Thank you, Operator, and thank you all for joining us today. We are pleased to present you with this exciting business combination between Alliance Entertainment and Adara Acquisition Corp.

 

I’m joined today on the call with Alliance Entertainment’s Executive Chairman, Bruce Ogilvie, and Alliance’s Chief Executive Officer, Jeff Walker.

 

When Adara was formed, we set our sights on merging with a company led by a great Management team that had a proven track record of growth in the consumer space, a strong financial position and a clear vision for strategically growing as a public company. Alliance Entertainment is that company.

 

Alliance Entertainment is a leading direct-to-consumer and e-commerce provider to the entertainment industry, offering over 485,000 unique SKUs, from music to movies, video games to electronics and arcades to collectibles. Alliance Entertainment is the gateway between leading entertainment brands and retailers, providing a robust suite of services to resellers and leading retailers worldwide.

 

While you will hear about Alliance growth prospects from Bruce and Jeff shortly, Alliance is quite sizable today, having generated annualized revenue of $1.4 billion and Adjusted EBITDA of $76 million as of March 31, 2022. Alliance and Adara are combining in a deal valued at $480 million. Upon completion of the transaction, and assuming no redemptions by public shareholders of Adara, the current owners of Alliance Entertainment, Bruce and Jeff, will hold approximately 78% of the combined company. Current Adara shareholders will hold approximately 22% of the combined company.

 

I will now turn it over to Bruce Ogilvie, the Chairman of Alliance Entertainment. Bruce?

 

Bruce Ogilvie

 

Thank you, Tom, for that intro.

 

I want to thank all our investors that dialed in by taking the time today to let us explain our opportunity to you. My name is Bruce Ogilvie, and I have my partner, Jeff Walker, also here on the call with me, and our company is Alliance Entertainment. We are merging our business into Adara, a SPAC, which currently has $116 million in the Trust and trades on the New York Stock Exchange American.

 

The reason for this call today is to introduce our company to you and go over our deck that was in the 8-K that we filed this morning. Also, before we jump into the investor’s deck, let me give you a brief, three to four minute overview on Alliance Entertainment.

 

Jeff Walker and I started Alliance with less than $200,000 of capital, and like way back when Amazon started in books, Alliance started in music. Fast-forward to today: Alliance is a distributor and retailer of physical exclusive and non-exclusive media of the biggest brands in the entertainment business, offering our services and selection through our platform with all key retailers by providing product selection and solutions for increased business opportunities and growth for all involved.

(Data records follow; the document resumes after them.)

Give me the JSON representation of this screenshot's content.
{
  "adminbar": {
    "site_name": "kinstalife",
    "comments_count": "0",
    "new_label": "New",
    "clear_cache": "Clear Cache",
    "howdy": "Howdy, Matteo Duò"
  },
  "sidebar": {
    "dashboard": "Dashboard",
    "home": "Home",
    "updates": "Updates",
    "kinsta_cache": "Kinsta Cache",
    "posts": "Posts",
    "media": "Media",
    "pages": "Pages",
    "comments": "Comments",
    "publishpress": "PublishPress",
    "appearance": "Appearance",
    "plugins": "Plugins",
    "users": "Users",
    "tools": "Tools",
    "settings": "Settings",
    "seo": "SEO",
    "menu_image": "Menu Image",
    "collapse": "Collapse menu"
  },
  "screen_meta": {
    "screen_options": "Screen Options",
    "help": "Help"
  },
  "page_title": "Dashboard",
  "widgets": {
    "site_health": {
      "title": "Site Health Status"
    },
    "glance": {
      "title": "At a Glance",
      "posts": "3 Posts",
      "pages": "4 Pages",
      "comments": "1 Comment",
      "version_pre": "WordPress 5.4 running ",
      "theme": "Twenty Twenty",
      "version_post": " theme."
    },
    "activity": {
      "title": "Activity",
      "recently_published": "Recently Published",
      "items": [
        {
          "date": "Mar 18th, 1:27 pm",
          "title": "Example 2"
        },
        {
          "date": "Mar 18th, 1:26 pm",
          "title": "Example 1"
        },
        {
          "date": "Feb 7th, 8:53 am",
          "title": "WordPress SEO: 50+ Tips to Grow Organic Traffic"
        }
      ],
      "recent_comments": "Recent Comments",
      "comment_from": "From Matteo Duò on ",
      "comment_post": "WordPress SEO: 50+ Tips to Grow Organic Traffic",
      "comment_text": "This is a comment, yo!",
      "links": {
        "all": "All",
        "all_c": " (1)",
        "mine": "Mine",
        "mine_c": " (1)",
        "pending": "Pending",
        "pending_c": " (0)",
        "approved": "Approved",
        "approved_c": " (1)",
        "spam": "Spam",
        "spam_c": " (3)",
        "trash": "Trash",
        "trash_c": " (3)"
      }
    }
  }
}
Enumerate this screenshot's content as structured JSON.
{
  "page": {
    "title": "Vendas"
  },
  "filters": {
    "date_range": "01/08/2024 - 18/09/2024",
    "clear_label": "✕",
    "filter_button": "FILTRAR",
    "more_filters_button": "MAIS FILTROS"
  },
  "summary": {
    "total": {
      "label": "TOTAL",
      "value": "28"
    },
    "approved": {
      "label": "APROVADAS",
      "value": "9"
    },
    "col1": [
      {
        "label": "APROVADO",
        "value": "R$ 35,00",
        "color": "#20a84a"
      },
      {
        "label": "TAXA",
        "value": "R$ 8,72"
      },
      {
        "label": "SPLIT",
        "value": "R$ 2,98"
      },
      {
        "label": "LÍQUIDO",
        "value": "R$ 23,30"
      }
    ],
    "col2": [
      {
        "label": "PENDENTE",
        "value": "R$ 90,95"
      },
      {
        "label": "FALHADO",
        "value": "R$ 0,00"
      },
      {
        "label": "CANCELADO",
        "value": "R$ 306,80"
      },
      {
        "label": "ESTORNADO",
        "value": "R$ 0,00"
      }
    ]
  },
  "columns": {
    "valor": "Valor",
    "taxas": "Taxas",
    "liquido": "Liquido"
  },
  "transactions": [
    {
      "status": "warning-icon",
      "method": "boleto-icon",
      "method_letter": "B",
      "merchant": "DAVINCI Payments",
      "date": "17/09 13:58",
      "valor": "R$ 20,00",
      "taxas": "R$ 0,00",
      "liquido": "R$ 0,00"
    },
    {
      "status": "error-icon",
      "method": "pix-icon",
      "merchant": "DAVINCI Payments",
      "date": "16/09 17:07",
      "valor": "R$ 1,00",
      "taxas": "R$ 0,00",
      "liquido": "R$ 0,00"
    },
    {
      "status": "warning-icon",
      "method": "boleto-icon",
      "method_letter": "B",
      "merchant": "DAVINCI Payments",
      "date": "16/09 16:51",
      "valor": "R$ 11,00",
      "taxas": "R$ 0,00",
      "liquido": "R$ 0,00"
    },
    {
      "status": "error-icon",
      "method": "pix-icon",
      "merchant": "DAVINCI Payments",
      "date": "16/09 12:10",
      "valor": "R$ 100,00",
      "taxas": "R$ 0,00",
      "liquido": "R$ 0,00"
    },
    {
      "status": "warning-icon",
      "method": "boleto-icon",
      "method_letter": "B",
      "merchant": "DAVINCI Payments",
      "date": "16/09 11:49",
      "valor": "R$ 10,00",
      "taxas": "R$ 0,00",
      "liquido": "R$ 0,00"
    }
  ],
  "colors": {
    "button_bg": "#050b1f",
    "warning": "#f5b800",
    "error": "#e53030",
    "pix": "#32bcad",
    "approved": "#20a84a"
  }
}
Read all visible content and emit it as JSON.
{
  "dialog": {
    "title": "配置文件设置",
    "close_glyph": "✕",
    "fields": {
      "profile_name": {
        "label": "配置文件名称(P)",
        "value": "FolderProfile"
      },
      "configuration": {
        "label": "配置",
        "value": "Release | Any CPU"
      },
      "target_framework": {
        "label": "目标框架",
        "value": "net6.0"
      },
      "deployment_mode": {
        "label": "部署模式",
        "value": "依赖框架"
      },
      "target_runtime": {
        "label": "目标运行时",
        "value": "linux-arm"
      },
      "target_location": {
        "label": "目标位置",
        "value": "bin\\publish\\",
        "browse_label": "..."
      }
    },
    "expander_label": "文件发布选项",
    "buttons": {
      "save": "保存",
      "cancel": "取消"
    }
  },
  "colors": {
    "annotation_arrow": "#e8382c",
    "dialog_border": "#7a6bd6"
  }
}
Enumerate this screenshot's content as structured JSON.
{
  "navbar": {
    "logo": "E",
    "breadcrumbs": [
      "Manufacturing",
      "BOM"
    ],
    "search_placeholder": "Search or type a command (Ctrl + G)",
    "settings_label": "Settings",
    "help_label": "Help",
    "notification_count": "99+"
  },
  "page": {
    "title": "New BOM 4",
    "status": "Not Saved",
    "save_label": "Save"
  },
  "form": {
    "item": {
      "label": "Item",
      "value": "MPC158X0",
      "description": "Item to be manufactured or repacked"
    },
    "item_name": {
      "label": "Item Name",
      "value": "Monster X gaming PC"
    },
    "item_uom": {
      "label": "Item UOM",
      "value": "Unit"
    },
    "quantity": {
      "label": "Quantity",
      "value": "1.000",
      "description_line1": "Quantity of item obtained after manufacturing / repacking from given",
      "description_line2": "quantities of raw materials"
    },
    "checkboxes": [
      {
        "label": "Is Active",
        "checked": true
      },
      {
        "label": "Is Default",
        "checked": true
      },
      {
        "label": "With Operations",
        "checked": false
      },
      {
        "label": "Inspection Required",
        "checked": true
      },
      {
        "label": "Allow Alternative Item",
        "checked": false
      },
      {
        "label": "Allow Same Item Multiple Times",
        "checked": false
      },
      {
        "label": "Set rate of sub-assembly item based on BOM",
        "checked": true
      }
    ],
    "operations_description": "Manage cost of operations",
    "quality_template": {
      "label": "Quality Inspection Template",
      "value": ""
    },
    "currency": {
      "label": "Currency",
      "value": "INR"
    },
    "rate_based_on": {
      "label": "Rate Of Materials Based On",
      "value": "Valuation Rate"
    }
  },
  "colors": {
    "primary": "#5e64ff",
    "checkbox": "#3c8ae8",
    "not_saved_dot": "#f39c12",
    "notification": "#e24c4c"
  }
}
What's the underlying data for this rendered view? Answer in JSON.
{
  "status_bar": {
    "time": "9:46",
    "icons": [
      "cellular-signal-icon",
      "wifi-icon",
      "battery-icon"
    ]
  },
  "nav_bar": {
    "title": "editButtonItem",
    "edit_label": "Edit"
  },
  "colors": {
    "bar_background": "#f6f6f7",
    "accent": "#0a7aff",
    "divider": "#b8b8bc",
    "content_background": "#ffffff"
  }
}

These brands rely on Alliance’s expertise of improving distribution of their products.

 

Alliance is supporting omni-retailers who have physical brick-and-mortar locations, as well as their consumer online presence, by providing retailers expanded virtual shelf space, plus managing the replenishment and allowing omni-retailers to carry an expanded assortment online. Alliance does this by providing an electronic inventory data file feed to over 200 online retailers where those retailers utilize Alliance’s wide selection of physical media inventory on-hand to fulfill those online retailers’ direct-to-consumer orders. This service offered by Alliance helps those online retailers eliminate inventory risk with large and wider selections that allows them to play on a level playing field, an Amazon sandbox of long-tail selection.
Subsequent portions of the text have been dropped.